Salubrinal,405060-95-9,IC-0214700

IC50: A cell-permeable and selective inhibitor of eIF2α dephosphorylation with an IC50 of 15 M.
The eukaryotic translation initiation factor 2 subunit α (eIF2α) is crucial in protein synthesis. eIF2α phosphorylation played an important role in protecting cells from apoptosis. Salubrinal selectively suppresses the phosphatase complexes that dephosphorylate eIF-2α. [1]
In vitro: This agent is reported to protect cells from endoplasmic reticulum (ER) stress-induced apoptosis (EC50 ~15 M) in PC12 cell lines induced with the protein glycosylation inhibitor tunicamycin and brefeldin A, which causes ER stress by blocking ER-to-Golgi vesicle transport. Salubrinal is a potentially useful agent to study mechanisms of ER stress-induced apoptosis. In addition, it was reported that salubrinal at 50 μM prevented cells from the autophagic and apoptotic progresses induced by loss of Bcl-2 function in murine leukemia L1210 cells. [1]

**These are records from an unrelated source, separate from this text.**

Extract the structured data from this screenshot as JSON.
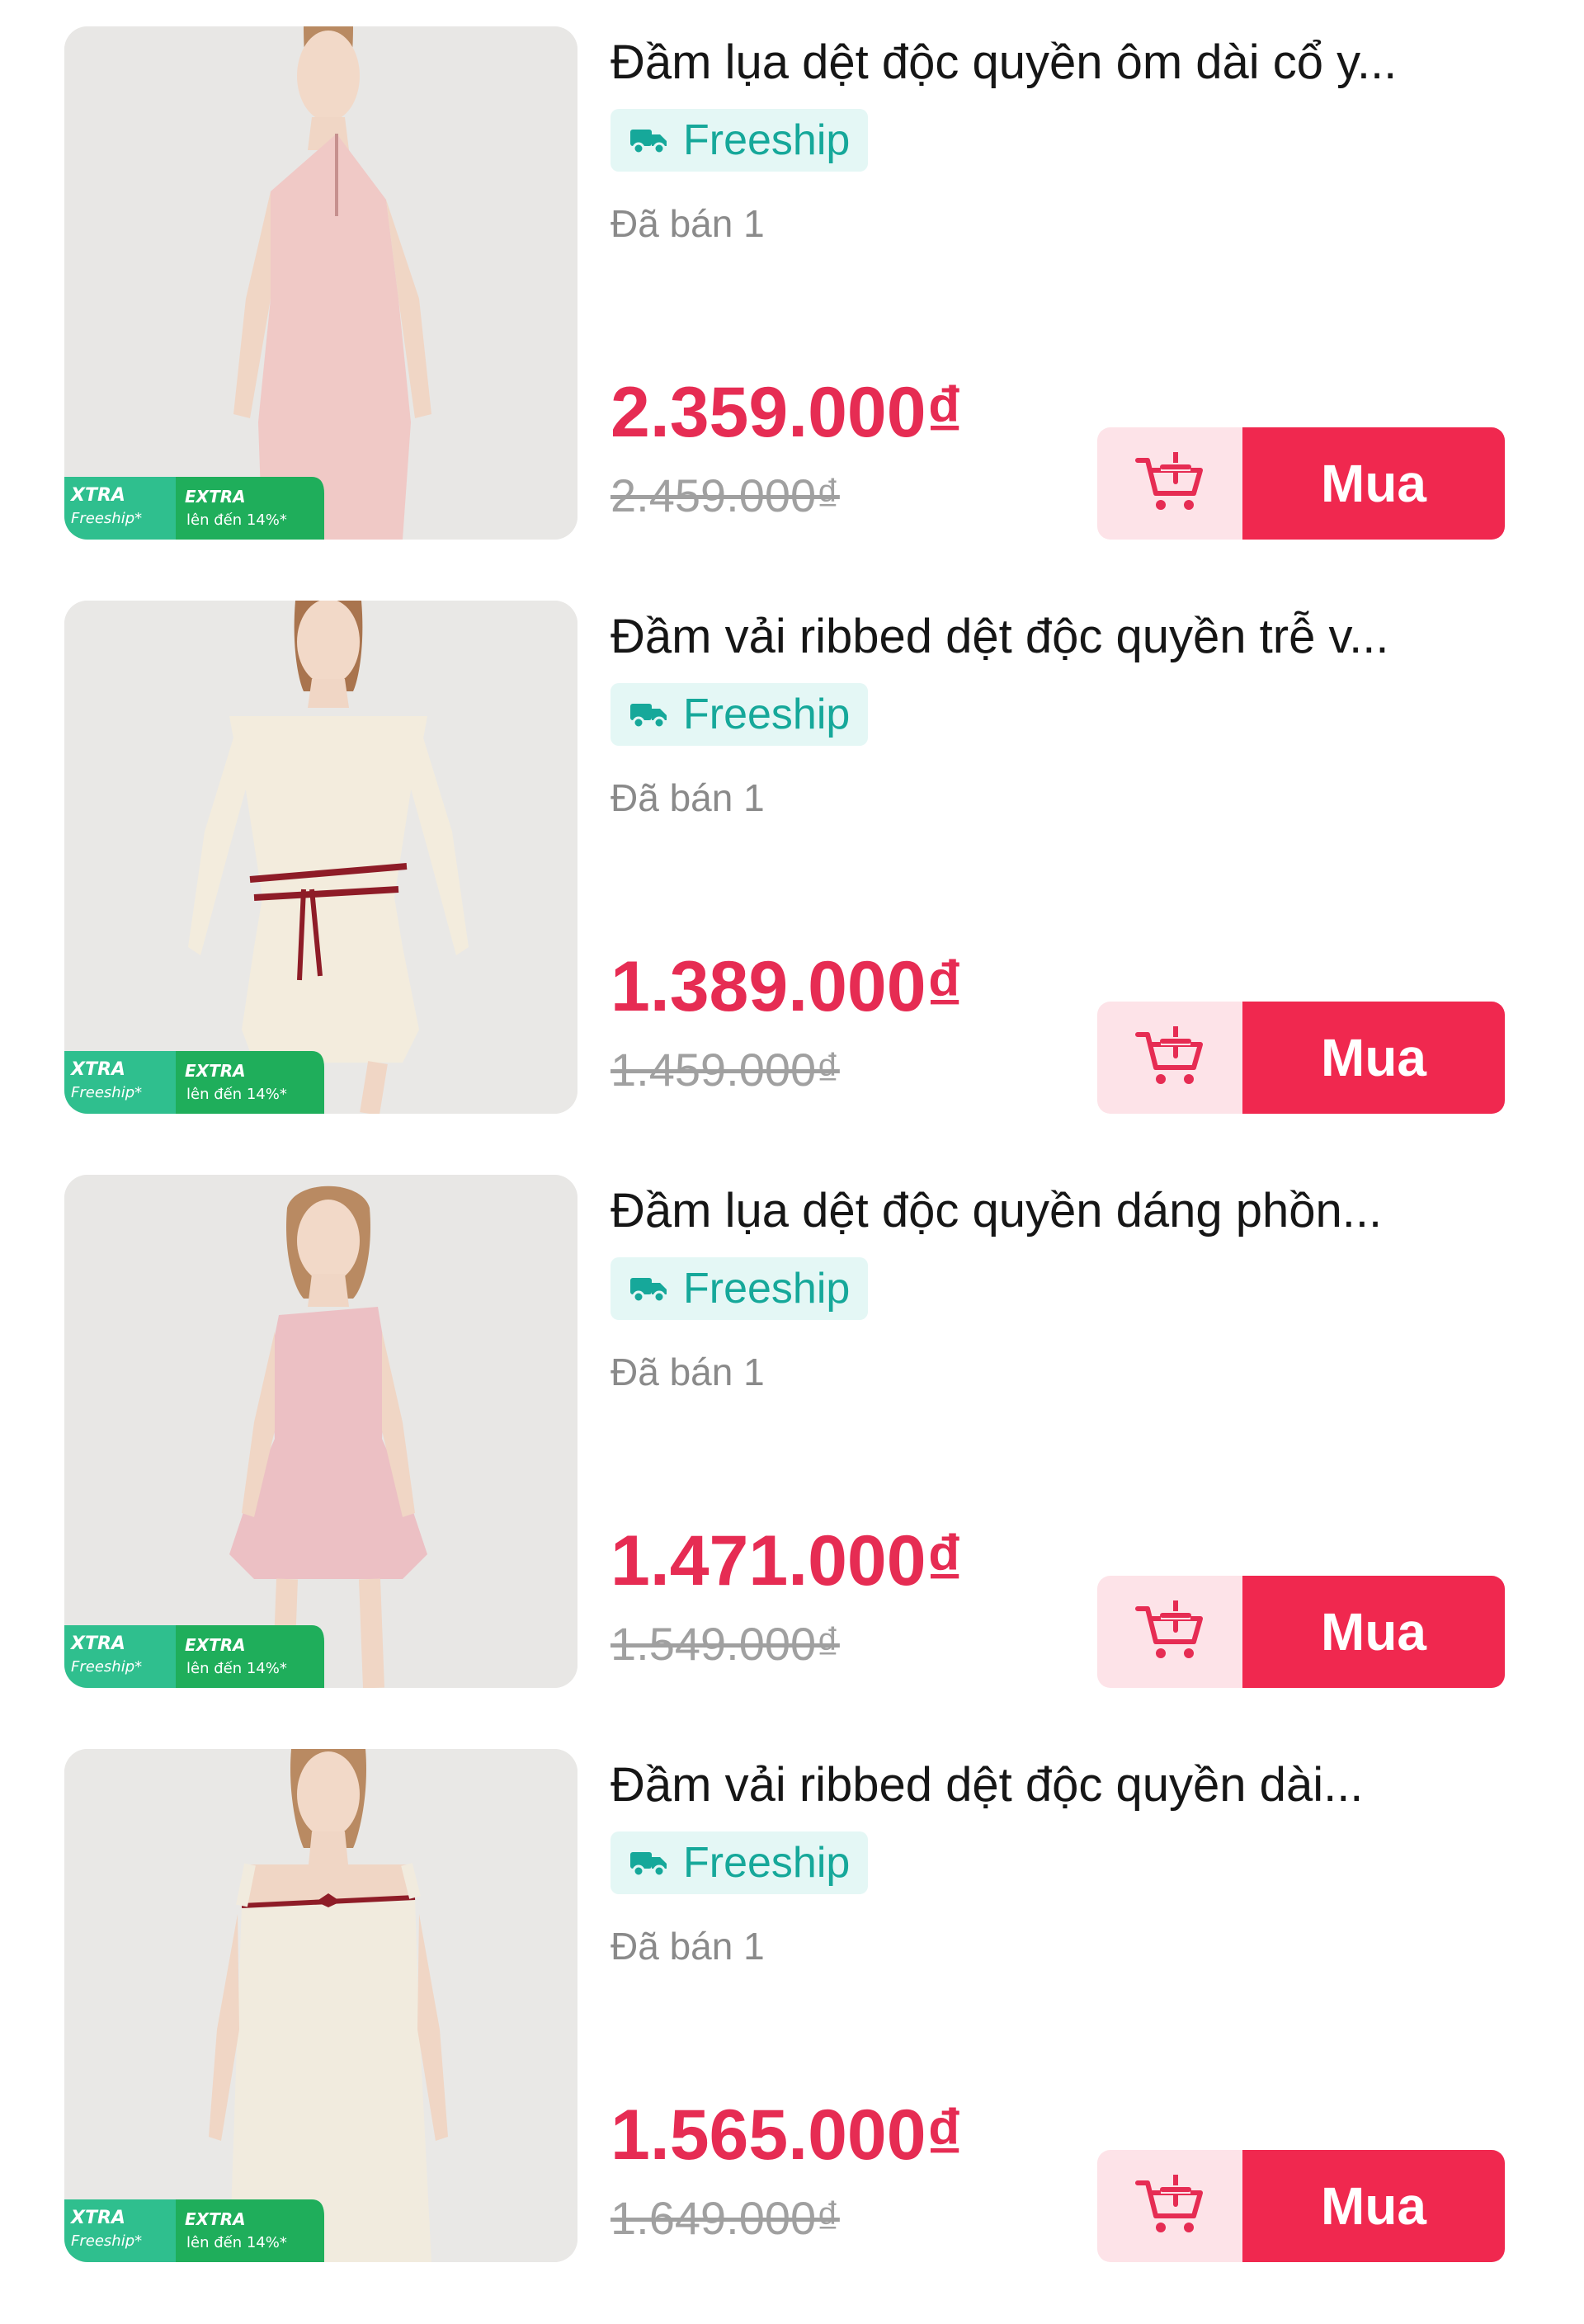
{
  "products": [
    {
      "title": "Đầm lụa dệt độc quyền ôm dài cổ y...",
      "shipping_tag": "Freeship",
      "sold": "Đã bán 1",
      "price": "2.359.000₫",
      "original_price": "2.459.000₫",
      "buy_label": "Mua",
      "dress_color": "#f0c9c6",
      "badge": {
        "xtra": "XTRA",
        "freeship": "Freeship*",
        "extra": "EXTRA",
        "upto": "lên đến 14%*"
      }
    },
    {
      "title": "Đầm vải ribbed dệt độc quyền trễ v...",
      "shipping_tag": "Freeship",
      "sold": "Đã bán 1",
      "price": "1.389.000₫",
      "original_price": "1.459.000₫",
      "buy_label": "Mua",
      "dress_color": "#f3ecdd",
      "badge": {
        "xtra": "XTRA",
        "freeship": "Freeship*",
        "extra": "EXTRA",
        "upto": "lên đến 14%*"
      }
    },
    {
      "title": "Đầm lụa dệt độc quyền dáng phồn...",
      "shipping_tag": "Freeship",
      "sold": "Đã bán 1",
      "price": "1.471.000₫",
      "original_price": "1.549.000₫",
      "buy_label": "Mua",
      "dress_color": "#ecc0c4",
      "badge": {
        "xtra": "XTRA",
        "freeship": "Freeship*",
        "extra": "EXTRA",
        "upto": "lên đến 14%*"
      }
    },
    {
      "title": "Đầm vải ribbed dệt độc quyền dài...",
      "shipping_tag": "Freeship",
      "sold": "Đã bán 1",
      "price": "1.565.000₫",
      "original_price": "1.649.000₫",
      "buy_label": "Mua",
      "dress_color": "#f1ebde",
      "badge": {
        "xtra": "XTRA",
        "freeship": "Freeship*",
        "extra": "EXTRA",
        "upto": "lên đến 14%*"
      }
    }
  ],
  "colors": {
    "price_red": "#e62c53",
    "buy_button": "#f0284f",
    "cart_button_bg": "#fde3e8",
    "freeship_teal": "#16a89a",
    "freeship_bg": "#e4f7f5",
    "badge_green": "#1fae5b"
  },
  "icons": {
    "freeship": "truck-icon",
    "cart": "add-to-cart-icon"
  }
}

In vivo: Study from male ICR mice showed that salubrinal significantly aggravated the cisplatin-induced nephrotoxicity. In the kidneys of cisplatin-treated mice, the phosphorylation of eIF2α was significantly increased by salubrinal. In addition, the expression of CCAAT/enhancer binding protein, activating transcription factor 4 as well as the cleavage of caspases 3, 9 and 12 were also up-regulated. Moreover, salubrinal also increased the cisplatin-induced oxidative stress. These findings indicated that salubrinal aggravated cisplatin-induced nephrotoxicity via the up-regulation of ER stress-related cell apoptosis and oxidative stress. [2]
Clinical trial: So far, no clinical trial has been conducted.